В Москве, как показалось Ерошкину, о нем не пожалела ни одна живая душа. Ерошкин помнил, что когда он, восстанавливая биографию Берга, дошел до этого места, то подумал, что, похоже, это тот редкий случай, когда в тюрьме человеку будет не хуже, чем на свободе, но оказалось, что все не так просто. В камере, как и на воле, Берг продолжал подворовывать; судя по всему, у него развилась самая настоящая клептомания, за это его жестоко, чуть ли не до потери сознания, били и в свою очередь отбирали пайку. Он пробыл в Томске меньше полутора лет, но то, что Ерошкин увидел в глазок, раньше встречалось ему лишь среди доходяг во время воркутинских и колымских командировок.

Из следственного дела Ерошкин знал, что Бергу нет еще и пятидесяти трех лет и что по виду он должен быть крепким, хотя и немного склонным к полноте человеком. Конечно, никакой полноты он после полутора лет тюрьмы не ждал и все же оторопел, когда ему указали на кривого, всего синего от постоянных избиений старика. Старик этот был явно не в духе. Он яростно жестикулировал и что-то кричал сокамерникам большим, без единого зуба и оттого шамкающим ртом. Ерошкин несколько минут пытался понять, что хочет Берг, но все было настолько бессвязно, что разобрать он не смог. После этого предварительного знакомства Ерошкин не сомневался, что от Берга ничего полезного для их дела ждать не приходится; будь его воля, он вообще бы не стал больше мучить старика и назавтра отправил его обратно в Томск, но это был тот случай, когда ломать сложившийся и узаконенный начальством порядок сложнее, чем сделать положенное и забыть.
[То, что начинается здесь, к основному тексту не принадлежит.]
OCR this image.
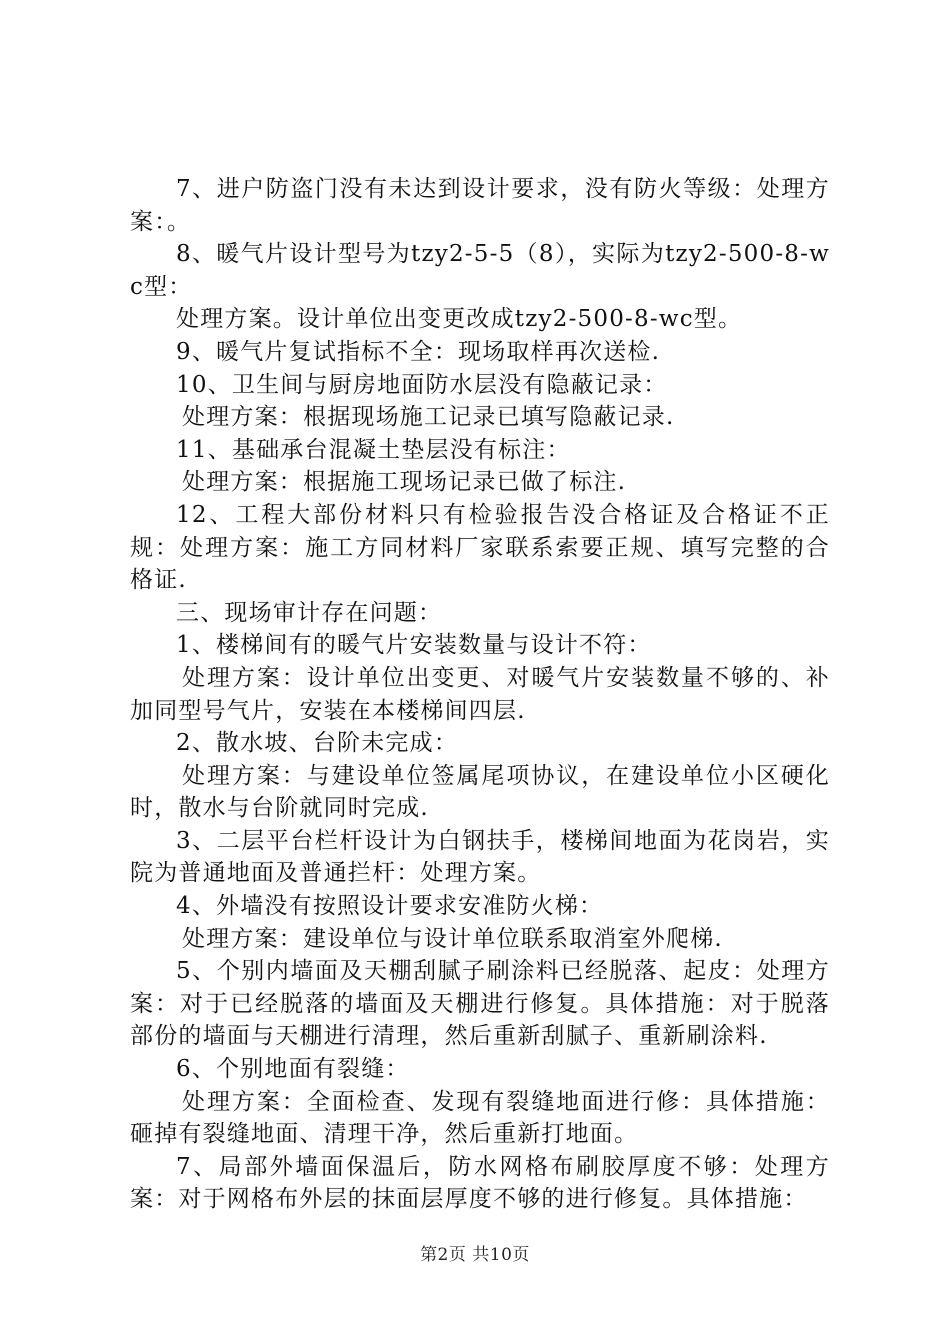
7、进户防盗门没有未达到设计要求，没有防火等级：处理方案：。

8、暖气片设计型号为tzy2-5-5（8），实际为tzy2-500-8-wc型：

处理方案。设计单位出变更改成tzy2-500-8-wc型。

9、暖气片复试指标不全：现场取样再次送检.

10、卫生间与厨房地面防水层没有隐蔽记录：

处理方案：根据现场施工记录已填写隐蔽记录.

11、基础承台混凝土垫层没有标注：

处理方案：根据施工现场记录已做了标注.

12、工程大部份材料只有检验报告没合格证及合格证不正规：处理方案：施工方同材料厂家联系索要正规、填写完整的合格证.

三、现场审计存在问题：

1、楼梯间有的暖气片安装数量与设计不符：

处理方案：设计单位出变更、对暖气片安装数量不够的、补加同型号气片，安装在本楼梯间四层.

2、散水坡、台阶未完成：

处理方案：与建设单位签属尾项协议，在建设单位小区硬化时，散水与台阶就同时完成.

3、二层平台栏杆设计为白钢扶手，楼梯间地面为花岗岩，实院为普通地面及普通拦杆：处理方案。

4、外墙没有按照设计要求安准防火梯：

处理方案：建设单位与设计单位联系取消室外爬梯.

5、个别内墙面及天棚刮腻子刷涂料已经脱落、起皮：处理方案：对于已经脱落的墙面及天棚进行修复。具体措施：对于脱落部份的墙面与天棚进行清理，然后重新刮腻子、重新刷涂料.

6、个别地面有裂缝：

处理方案：全面检查、发现有裂缝地面进行修：具体措施：砸掉有裂缝地面、清理干净，然后重新打地面。

7、局部外墙面保温后，防水网格布刷胶厚度不够：处理方案：对于网格布外层的抹面层厚度不够的进行修复。具体措施：

第2页 共10页
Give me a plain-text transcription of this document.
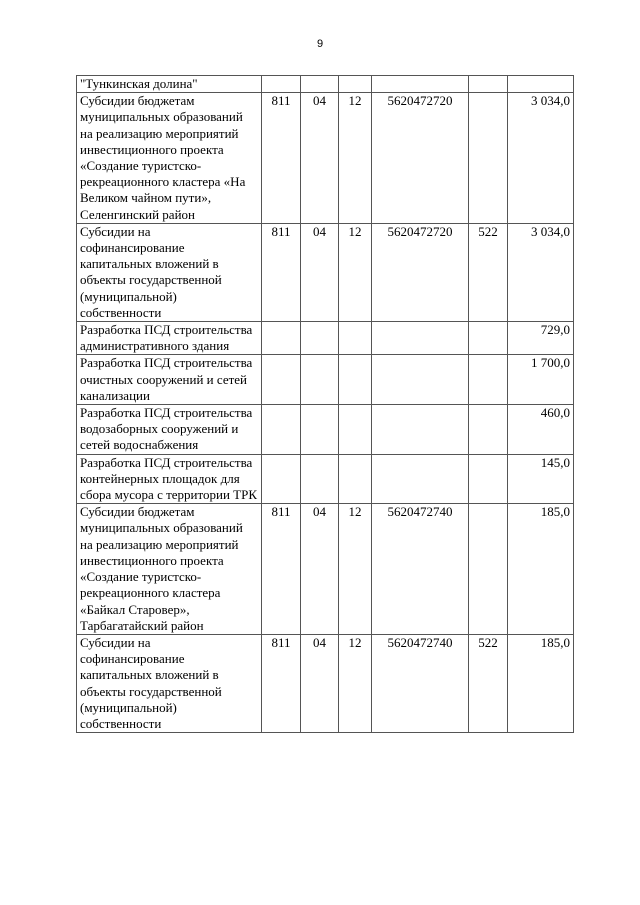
9
"Тункинская долина"						
Субсидии бюджетам муниципальных образований на реализацию мероприятий инвестиционного проекта «Создание туристско-рекреационного кластера «На Великом чайном пути», Селенгинский район	811	04	12	5620472720		3 034,0
Субсидии на софинансирование капитальных вложений в объекты государственной (муниципальной) собственности	811	04	12	5620472720	522	3 034,0
Разработка ПСД строительства административного здания						729,0
Разработка ПСД строительства очистных сооружений и сетей канализации						1 700,0
Разработка ПСД строительства водозаборных сооружений и сетей водоснабжения						460,0
Разработка ПСД строительства контейнерных площадок для сбора мусора с территории ТРК						145,0
Субсидии бюджетам муниципальных образований на реализацию мероприятий инвестиционного проекта «Создание туристско-рекреационного кластера «Байкал Старовер», Тарбагатайский район	811	04	12	5620472740		185,0
Субсидии на софинансирование капитальных вложений в объекты государственной (муниципальной) собственности	811	04	12	5620472740	522	185,0
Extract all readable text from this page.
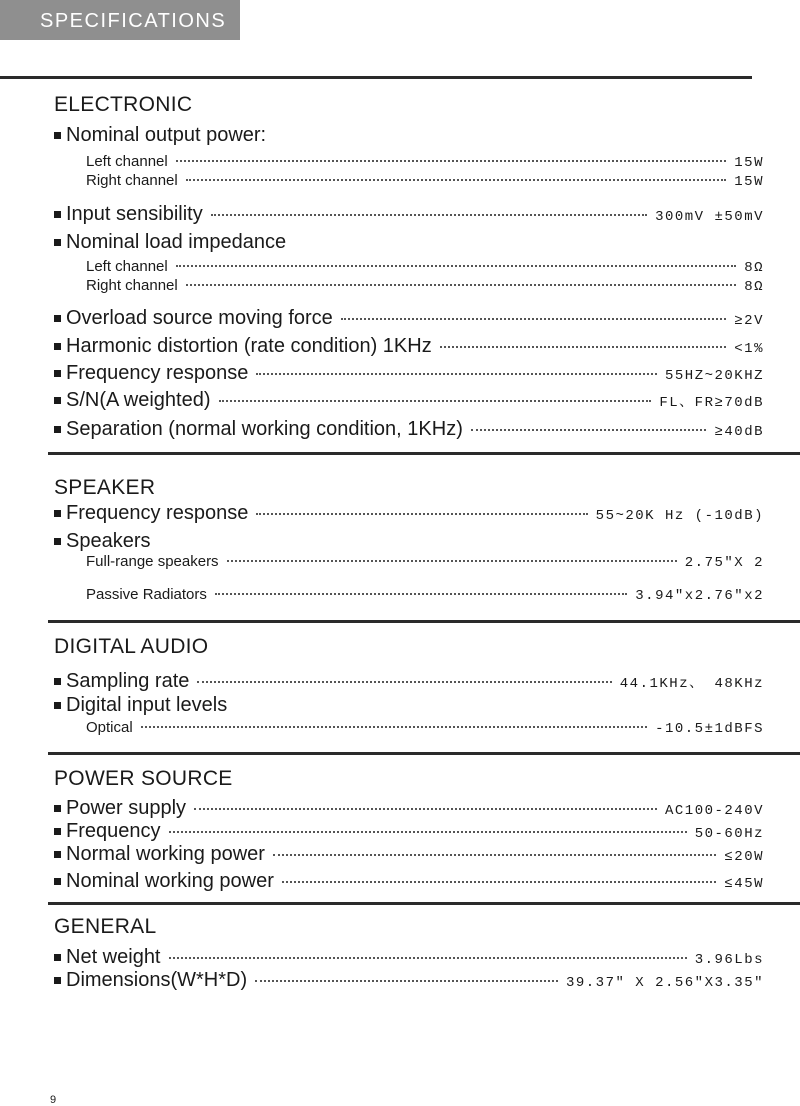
SPECIFICATIONS
ELECTRONIC
Nominal output power:
Left channel	15W
Right channel	15W
Input sensibility	300mV ±50mV
Nominal load impedance
Left channel	8Ω
Right channel	8Ω
Overload source moving force	≥2V
Harmonic distortion (rate condition) 1KHz	<1%
Frequency response	55HZ~20KHZ
S/N(A weighted)	FL、FR≥70dB
Separation (normal working condition, 1KHz)	≥40dB
SPEAKER
Frequency response	55~20K Hz (-10dB)
Speakers
Full-range speakers	2.75"X 2
Passive Radiators	3.94"x2.76"x2
DIGITAL AUDIO
Sampling rate	44.1KHz、 48KHz
Digital input levels
Optical	-10.5±1dBFS
POWER SOURCE
Power supply	AC100-240V
Frequency	50-60Hz
Normal working power	≤20W
Nominal working power	≤45W
GENERAL
Net weight	3.96Lbs
Dimensions(W*H*D)	39.37" X 2.56"X3.35"
9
Сейчас, сидя в своем кабинете и дожидаясь, когда конвой приведет к нему Берга, он просматривал то, что у него было на совсем другого человека — Николая Соловьева, бывшего колчаковского поручика, еще раньше — красного офицера-артиллериста, в которого Вера была влюблена почти так же страстно, как и в Диму Пушкарева, и который, кажется, тоже ее любил. С такой биографией этот Соловьев уцелел по чистой случайности — и то лишь потому, что был разыскан и судим лишь в тридцать четвертом году, когда всем было уже не до Колчака, да и прокурор, что ему попался, был, судя по обвинительной речи, на редкость мягкотел. Все-таки десять лет Колымы Соловьев заработал, но на воле он окончил фельдшерские курсы и в лагере через два года общих работ сумел пристроиться при больнице. Получалось, что даже если забыть о Колчаке, он дважды выжил совершенным чудом, и Ерошкину теперь хотелось верить, что это не просто так и что, может быть, Соловьев — именно тот, к кому теперь возвращается Вера.